The first two issues are restricted to code in the book, everything is fine with the full script in GitHub. Issue four exists both in the book and full script in GitHub.

dvgodoy commented 6 months ago

Hi @Patrick-Wen ,

Thank you for pointing those out.

Regarding item number 3, I was referring to the fact of "padding and truncating" because it is the same procedure even if we're using a different max length. I'm not an native speaker either, but the proofreader said it was fine so I kept it like that :-)

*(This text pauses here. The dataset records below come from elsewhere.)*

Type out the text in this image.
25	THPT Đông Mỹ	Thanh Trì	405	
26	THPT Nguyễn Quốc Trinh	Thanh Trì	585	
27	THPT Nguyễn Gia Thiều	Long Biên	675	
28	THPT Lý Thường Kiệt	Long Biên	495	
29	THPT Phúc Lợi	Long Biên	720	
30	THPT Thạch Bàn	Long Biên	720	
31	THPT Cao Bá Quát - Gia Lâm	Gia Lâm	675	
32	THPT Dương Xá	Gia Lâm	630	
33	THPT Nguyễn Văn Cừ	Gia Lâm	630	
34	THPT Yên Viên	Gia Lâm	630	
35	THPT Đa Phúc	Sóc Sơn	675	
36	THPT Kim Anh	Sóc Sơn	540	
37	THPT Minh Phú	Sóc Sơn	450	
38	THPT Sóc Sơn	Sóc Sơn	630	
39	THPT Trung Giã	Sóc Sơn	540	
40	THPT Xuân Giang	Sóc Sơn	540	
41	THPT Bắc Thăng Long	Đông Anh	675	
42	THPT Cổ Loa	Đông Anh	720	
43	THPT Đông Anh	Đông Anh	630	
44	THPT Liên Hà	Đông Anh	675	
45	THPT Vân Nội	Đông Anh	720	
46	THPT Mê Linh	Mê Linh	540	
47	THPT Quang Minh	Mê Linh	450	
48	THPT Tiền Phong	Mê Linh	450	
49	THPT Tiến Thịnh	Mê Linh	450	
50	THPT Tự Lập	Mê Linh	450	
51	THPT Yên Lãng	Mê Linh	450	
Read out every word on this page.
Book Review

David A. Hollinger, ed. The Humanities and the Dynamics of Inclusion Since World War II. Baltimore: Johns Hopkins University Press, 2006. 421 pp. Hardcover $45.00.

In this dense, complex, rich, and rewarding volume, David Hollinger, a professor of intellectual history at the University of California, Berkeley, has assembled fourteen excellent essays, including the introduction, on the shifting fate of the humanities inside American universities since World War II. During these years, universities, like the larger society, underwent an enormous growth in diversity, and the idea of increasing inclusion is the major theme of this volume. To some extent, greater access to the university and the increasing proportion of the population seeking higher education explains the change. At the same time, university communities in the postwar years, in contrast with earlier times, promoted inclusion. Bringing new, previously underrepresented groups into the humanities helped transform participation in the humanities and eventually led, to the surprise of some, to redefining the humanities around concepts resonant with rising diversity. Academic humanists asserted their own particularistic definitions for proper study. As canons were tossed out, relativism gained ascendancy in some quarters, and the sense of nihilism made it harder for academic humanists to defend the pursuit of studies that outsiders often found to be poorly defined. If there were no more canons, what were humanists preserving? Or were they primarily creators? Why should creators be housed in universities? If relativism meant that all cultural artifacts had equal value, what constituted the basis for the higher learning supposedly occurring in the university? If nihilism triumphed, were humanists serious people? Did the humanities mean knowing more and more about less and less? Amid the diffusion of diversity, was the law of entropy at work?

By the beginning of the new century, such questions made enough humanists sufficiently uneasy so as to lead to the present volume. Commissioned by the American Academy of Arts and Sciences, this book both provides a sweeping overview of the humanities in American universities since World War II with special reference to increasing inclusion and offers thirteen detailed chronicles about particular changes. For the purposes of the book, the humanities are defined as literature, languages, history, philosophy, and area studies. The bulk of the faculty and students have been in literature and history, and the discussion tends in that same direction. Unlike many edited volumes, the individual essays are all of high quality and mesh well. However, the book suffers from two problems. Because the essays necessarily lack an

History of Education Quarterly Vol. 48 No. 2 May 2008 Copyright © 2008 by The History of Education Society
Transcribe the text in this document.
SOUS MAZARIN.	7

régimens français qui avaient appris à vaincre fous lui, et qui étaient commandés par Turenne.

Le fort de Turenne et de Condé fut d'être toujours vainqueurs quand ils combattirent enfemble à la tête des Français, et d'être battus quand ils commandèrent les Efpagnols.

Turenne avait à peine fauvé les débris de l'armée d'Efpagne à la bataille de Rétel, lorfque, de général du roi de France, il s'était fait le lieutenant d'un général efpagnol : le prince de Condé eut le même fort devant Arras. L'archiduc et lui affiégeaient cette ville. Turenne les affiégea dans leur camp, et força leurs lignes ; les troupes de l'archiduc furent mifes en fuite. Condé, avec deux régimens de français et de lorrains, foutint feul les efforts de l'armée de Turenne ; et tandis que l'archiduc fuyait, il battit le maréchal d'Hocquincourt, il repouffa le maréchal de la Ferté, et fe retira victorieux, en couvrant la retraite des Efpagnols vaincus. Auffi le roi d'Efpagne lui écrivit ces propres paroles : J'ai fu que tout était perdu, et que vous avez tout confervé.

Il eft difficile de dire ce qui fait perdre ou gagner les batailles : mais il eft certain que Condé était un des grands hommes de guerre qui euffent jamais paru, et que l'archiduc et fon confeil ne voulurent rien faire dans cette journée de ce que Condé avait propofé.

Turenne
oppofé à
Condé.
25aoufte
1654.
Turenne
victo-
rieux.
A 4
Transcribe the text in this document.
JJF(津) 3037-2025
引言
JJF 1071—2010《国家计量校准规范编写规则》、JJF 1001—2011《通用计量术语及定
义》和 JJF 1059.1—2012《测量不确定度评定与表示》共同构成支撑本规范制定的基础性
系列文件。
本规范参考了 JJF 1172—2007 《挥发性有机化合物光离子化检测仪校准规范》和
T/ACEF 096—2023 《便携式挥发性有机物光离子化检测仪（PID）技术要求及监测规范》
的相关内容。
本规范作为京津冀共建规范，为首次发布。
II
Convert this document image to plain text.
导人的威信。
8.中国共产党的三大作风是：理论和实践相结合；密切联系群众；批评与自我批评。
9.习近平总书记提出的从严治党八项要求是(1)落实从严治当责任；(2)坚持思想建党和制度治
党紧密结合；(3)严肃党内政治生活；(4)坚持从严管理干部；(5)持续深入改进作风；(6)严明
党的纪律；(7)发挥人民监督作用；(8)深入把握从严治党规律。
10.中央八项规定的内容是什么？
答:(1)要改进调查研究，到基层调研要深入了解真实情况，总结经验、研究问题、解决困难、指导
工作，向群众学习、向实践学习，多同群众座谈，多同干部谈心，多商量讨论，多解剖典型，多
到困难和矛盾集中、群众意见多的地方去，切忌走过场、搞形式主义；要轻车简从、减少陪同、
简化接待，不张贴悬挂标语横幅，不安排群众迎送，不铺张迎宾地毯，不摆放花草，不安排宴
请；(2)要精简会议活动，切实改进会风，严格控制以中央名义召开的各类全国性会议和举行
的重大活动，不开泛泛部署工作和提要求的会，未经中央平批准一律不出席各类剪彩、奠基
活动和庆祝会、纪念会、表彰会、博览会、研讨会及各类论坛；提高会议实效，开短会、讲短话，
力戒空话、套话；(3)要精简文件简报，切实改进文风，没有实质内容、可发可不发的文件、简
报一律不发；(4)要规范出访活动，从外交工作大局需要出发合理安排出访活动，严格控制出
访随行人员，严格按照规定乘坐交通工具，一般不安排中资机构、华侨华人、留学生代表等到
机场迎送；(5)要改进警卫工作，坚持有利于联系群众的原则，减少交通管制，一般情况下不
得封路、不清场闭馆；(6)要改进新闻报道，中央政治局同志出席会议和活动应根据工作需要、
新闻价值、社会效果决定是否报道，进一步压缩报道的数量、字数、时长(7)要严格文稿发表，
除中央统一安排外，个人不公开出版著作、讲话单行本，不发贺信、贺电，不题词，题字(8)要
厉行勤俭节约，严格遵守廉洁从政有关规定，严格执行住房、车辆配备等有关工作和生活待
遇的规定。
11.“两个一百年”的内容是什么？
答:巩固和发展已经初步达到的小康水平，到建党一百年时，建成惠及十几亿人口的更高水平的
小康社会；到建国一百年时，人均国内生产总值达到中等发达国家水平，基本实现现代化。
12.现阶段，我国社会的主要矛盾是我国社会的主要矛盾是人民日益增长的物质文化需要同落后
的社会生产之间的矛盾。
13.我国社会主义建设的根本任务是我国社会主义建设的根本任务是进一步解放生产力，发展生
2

Regarding item number 4, I've just run Chapter 11's notebook on Colab and I did not get that error. For some reason, it looks like the following code (from page 894) was not executed on your end:

def is_alice_label(row):
    is_alice = int(row['source'] == 'alice28-1476.txt')
    return {'labels': is_alice}

dataset = dataset.map(is_alice_label)

The code creates the missing labels key in the dataset and it should make it work as intended. Hope it helps!

Best, Daniel

Patrick-Wen commented 6 months ago

Hi Daniel,

My fault for missing the is_alice_label function. Thank you for the information.